I slept deeply that first night and woke up mid morning in crisp white sheets to the sound of the waves. I ventured down from our mezzanine floor bedroom to the kitchen, which had been filled prior to our arrival with tea bags, bread, milk, jam and even a bottle of local wine. Tea out on the balcony was then how we started everyday, whatever time we woke up. A ten minute stroll brought us into town where we hired a car and headed out to St Georges castle. We walked amongst the ruins and took in the view high up over the countryside, before choosing restaurant with a grape vine covered terrace for a Castle salad and a cold local beer.
Later, we stocked up at the supermarket with the ingredients for the evenings dinner. I asked the girl behind the counter if she had any pine nuts
‘No. The tourists don’t want them. My Mum uses them when she is cooking Gemista’
‘That’s what I’m cooking!’
She makes a phone call and five minutes later she has them for me.
Back in the kitchen and I’m simultaneously preparing stuffed tomatoes and peppers while drinking wine and singing along to the stereo. Something I haven’t made time for in a while. Dinner is delicious, if I do say so myself.
Our Greek Island Club Rep popped in to check we are happy and to suggest various things to do. Cheryl has spent a year here and knows the bus services (unreliable) ferry times to Lixouri (faster than driving) the most scenic walks (a lovely 3 mile circuit to Argostoli) and the best wine (Robola). She leaves her mobile number and even pops back later to tell us which bars are showing the football that night (unforgivable).
The next few days are spent in a wonderfully lazy fashion. We venture out, or we sunbathe. We eat in, or we walk into town. On an unusually overcast morning we drove the two hours up to Fiscardo. It’s mountainous, hairpin-bend driving, but worth it to emerge on to one of the prettiest ports I’ve ever seen. This is the one place on the island that survived the earthquake in 1952. Pastel coloured Venetian buildings arc around the harbour offering refreshments, several of which are mentioned in my Eye witness guide. We have brunch at La Passage and watch the sailing boats come and go. We enjoy an hour or so browsing the boutiques before heading back.

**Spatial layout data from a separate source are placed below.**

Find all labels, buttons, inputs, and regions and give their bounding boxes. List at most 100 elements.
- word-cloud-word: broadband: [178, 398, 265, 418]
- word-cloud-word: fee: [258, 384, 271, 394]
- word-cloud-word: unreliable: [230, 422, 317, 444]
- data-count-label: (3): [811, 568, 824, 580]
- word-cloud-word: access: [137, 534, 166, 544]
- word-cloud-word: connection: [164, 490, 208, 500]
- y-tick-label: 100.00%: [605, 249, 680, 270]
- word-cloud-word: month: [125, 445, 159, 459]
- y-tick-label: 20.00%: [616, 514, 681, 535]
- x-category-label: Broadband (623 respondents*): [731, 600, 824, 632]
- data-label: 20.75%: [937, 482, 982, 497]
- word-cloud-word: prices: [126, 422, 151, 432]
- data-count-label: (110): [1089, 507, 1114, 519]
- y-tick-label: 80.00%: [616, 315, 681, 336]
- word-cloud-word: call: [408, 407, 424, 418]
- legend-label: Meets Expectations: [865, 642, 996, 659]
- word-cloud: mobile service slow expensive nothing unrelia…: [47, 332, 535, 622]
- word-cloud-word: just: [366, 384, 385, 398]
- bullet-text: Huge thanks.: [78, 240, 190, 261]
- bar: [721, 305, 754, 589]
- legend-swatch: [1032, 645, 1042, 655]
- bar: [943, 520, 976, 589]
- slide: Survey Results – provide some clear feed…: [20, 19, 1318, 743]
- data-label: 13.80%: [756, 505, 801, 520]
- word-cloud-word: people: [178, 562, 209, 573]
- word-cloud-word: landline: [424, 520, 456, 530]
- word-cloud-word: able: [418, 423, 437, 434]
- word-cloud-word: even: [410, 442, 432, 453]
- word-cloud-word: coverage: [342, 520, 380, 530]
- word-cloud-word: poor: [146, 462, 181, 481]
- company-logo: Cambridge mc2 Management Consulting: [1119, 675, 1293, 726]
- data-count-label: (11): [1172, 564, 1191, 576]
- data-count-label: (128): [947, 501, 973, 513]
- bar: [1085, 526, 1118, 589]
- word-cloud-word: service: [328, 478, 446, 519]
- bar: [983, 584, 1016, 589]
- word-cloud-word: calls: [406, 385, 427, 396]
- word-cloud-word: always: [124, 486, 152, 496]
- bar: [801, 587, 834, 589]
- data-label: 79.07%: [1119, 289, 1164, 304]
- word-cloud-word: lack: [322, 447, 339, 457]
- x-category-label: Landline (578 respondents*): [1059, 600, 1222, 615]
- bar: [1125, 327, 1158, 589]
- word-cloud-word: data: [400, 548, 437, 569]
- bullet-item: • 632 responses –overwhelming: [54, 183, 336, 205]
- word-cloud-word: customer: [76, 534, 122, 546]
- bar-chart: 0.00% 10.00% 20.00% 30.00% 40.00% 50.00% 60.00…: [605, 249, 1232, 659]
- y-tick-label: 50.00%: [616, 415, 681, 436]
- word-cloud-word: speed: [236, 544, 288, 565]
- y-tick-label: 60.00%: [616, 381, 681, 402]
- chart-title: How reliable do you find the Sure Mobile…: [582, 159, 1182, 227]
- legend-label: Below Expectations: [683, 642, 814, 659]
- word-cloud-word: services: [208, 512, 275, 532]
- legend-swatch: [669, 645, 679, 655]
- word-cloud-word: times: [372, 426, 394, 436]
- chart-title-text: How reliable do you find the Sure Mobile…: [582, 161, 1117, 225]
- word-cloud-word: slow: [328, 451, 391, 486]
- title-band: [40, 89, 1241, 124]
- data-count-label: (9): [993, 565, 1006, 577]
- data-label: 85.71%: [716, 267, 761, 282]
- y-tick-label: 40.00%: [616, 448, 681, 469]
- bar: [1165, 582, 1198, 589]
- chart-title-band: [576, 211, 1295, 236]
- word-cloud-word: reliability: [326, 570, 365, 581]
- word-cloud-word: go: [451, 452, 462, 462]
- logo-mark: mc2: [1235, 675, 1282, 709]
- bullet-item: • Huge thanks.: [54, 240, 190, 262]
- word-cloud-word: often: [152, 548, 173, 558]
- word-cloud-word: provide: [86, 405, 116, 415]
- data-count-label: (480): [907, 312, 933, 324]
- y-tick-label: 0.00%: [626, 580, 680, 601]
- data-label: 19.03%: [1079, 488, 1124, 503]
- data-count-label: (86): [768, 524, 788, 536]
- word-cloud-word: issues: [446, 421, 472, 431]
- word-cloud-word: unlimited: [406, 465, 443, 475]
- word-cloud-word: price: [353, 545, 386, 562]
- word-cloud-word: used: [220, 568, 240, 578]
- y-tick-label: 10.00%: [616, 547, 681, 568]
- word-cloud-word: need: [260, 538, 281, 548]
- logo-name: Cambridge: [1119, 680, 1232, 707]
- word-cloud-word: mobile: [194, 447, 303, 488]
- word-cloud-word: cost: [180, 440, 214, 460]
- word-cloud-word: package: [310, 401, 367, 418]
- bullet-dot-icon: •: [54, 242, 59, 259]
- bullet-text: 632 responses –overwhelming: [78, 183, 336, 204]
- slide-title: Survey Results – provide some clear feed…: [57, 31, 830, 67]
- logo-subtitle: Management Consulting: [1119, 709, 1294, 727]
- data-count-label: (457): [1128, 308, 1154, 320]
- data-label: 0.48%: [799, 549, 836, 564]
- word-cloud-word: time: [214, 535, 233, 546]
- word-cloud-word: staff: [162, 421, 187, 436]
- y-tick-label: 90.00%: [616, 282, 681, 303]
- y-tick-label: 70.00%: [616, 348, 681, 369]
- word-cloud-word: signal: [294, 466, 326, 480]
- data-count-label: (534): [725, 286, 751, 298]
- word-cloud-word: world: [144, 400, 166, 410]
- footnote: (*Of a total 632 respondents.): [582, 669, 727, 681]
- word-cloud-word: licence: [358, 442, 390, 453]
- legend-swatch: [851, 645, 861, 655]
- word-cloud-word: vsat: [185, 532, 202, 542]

That night, a lady in a local shop tells me she owns the restaurant next door and offers me a 10% discount. Zorbas is sandwiched between her shop and a road. It’s one of the more simple and unassuming restaurants in town, but it turns out to be one of the best meals we had. The portion sizes are enormous, we should have turned down the bread basket and the family sized starters. The calamari is excellent, as are the meatballs.
The local food is indulgent. We try Kefalonian meat pie, Kleftico, mixed grills, mezes and sea food. Another particularly enjoyable meal was at a quirky place called Butlers House. I recommend having a table towards the back with a view out to sea, past the antique gun display and the water feature with the canaries. If you go, order the Little Shoes. It’s aubergine stuffed with mince and it’s wonderful.
We spent a couple of days on the beach in amongst the other holidaymakers. Eight euros secures us a couple of sun loungers and a parasol for the day, and we don’t even need to head back up to the villa as there’s a large cafe and clean WC’s right there. The sand is soft and hot and leads in to the sea without a rock or pebble or piece of seaweed in sight, just the occasional fish. I can walk out a fair way, but the tide gets stronger in the afternoon. Swimming in the sea rather than a pool is so much more exhilarating.
We read. We eat. We swim. We talk. There’s no rush hour traffic, clock watching, paying bills, housework or any other kind of work. We relax. I thoroughly recommend it.